Hunnar had his knife out and was slicing through the clinging tendrils. Ethan let out a relieved sigh when he saw that the powerful grip hadn’t torn his survival suit.
Pale white with gray blotches and spots, the thing was three meters long, not counting the tendrils. It showed four wide, plate-sized eyes, two atop the dorsal side and two on the ventral. The four tendrils were spaced evenly around the blunt end of the head. Between them, slack and open, was a circular mouth lined with triangular serrated teeth. The jaws were protruding outside the lips, showing wet and shocking pink against the whiteness of the epidermis. Ethan considered what those teeth would have done to his leg had he slid just a little farther beneath the surface.
“Tis a kossief,” Hunnar replied thoughtfully, studying the ghostly corpse. This translated very crudely to Terranglo in Ethan’s mind as an ice worm.
“They burrow just beneath the surface and wait for some unfortunate creature to stumble across their portion of ice, which they hollow out until only a thin layer remains above them.” The knight kicked at the rubbery body. “They strike upward, break through the thin ice and drag their prey down into their burrows. Then they exude water through this,” he indicated a protruding organ near the creature’s rear, “and reform the ice shell over them.”
Ethan studied the toothed worm with distaste as he massaged his leg where the beast had grabbed him. “I can see how they can cut their way through the ice, with those teeth.”
“Neatly, too,” said an admiring September. He was standing in the bow-like hollow that had been the creature’s home. His head was just barely even with the surface.
“Are there others that live beneath the surface of the ice?” Williams was examining the dead worm with as much interest as Ethan had shown disgust
“Many and various, my friend,” discoursed Eer-Meesach. “We see them little around Wannome. They are more prevalent at the other end of Sofold Isle, where the pika-pina fields grow. It is interesting to learn that they flourish also here, among the pika-pedan.”
“Can we take it back aboard?” Williams looked hopeful.

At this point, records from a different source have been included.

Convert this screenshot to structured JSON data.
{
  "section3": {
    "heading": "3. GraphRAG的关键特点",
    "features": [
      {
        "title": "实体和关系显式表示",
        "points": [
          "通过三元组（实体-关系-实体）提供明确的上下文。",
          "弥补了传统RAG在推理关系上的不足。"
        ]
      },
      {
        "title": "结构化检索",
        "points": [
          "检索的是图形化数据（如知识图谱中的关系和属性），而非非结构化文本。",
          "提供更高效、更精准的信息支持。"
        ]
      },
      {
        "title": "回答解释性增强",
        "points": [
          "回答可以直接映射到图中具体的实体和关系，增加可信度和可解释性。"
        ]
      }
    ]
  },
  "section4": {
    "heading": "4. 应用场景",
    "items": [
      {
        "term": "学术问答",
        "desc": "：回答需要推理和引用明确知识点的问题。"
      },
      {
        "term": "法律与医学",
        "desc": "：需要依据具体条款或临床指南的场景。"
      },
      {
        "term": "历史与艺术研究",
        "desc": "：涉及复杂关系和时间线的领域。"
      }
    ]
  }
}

“Why of course, we must,” said the Tran wizard. Ethan said nothing. He gained some measure of satisfaction in learning that he wasn’t alone in his squeamish attitude toward the creature. The two men of learning had a hard time cajoling a pair of sailors to carry the rubbery body back onto the ship.

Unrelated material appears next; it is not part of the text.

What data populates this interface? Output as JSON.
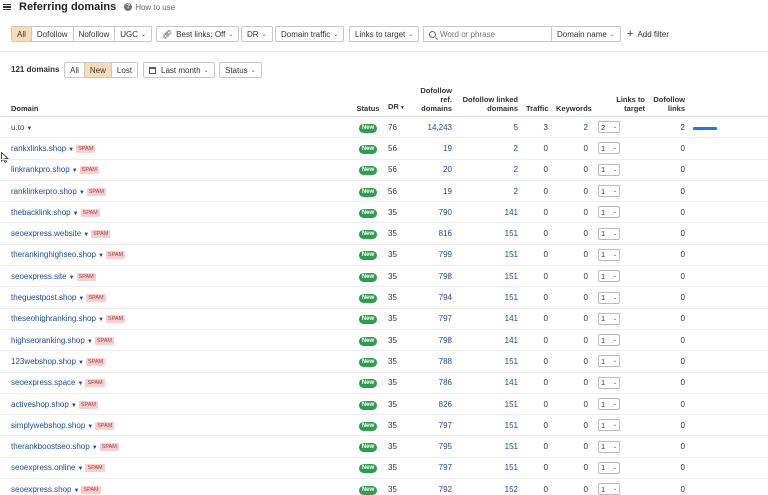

September had concluded his own examination of the kossief’s house. Ethan gave him a hand out and thanked him simultaneously.
“I’d feel better about acceptin’ your thanks, lad, if it’d been less of a near thing. I missed my first shot. The ice here is pretty clear, but I could see just the barest outline of a shape down there and forgot to allow for diffraction.” He glanced back at the ominous hole. “Let’s get back aboard—and let’s both watch our steps …”
It took four days to properly repair the huge runner. They were in a race with the cut-over pika-pedan, which grew in behind the icerigger to heights of six and seven meters and pressed insistently against the bottom of the raft.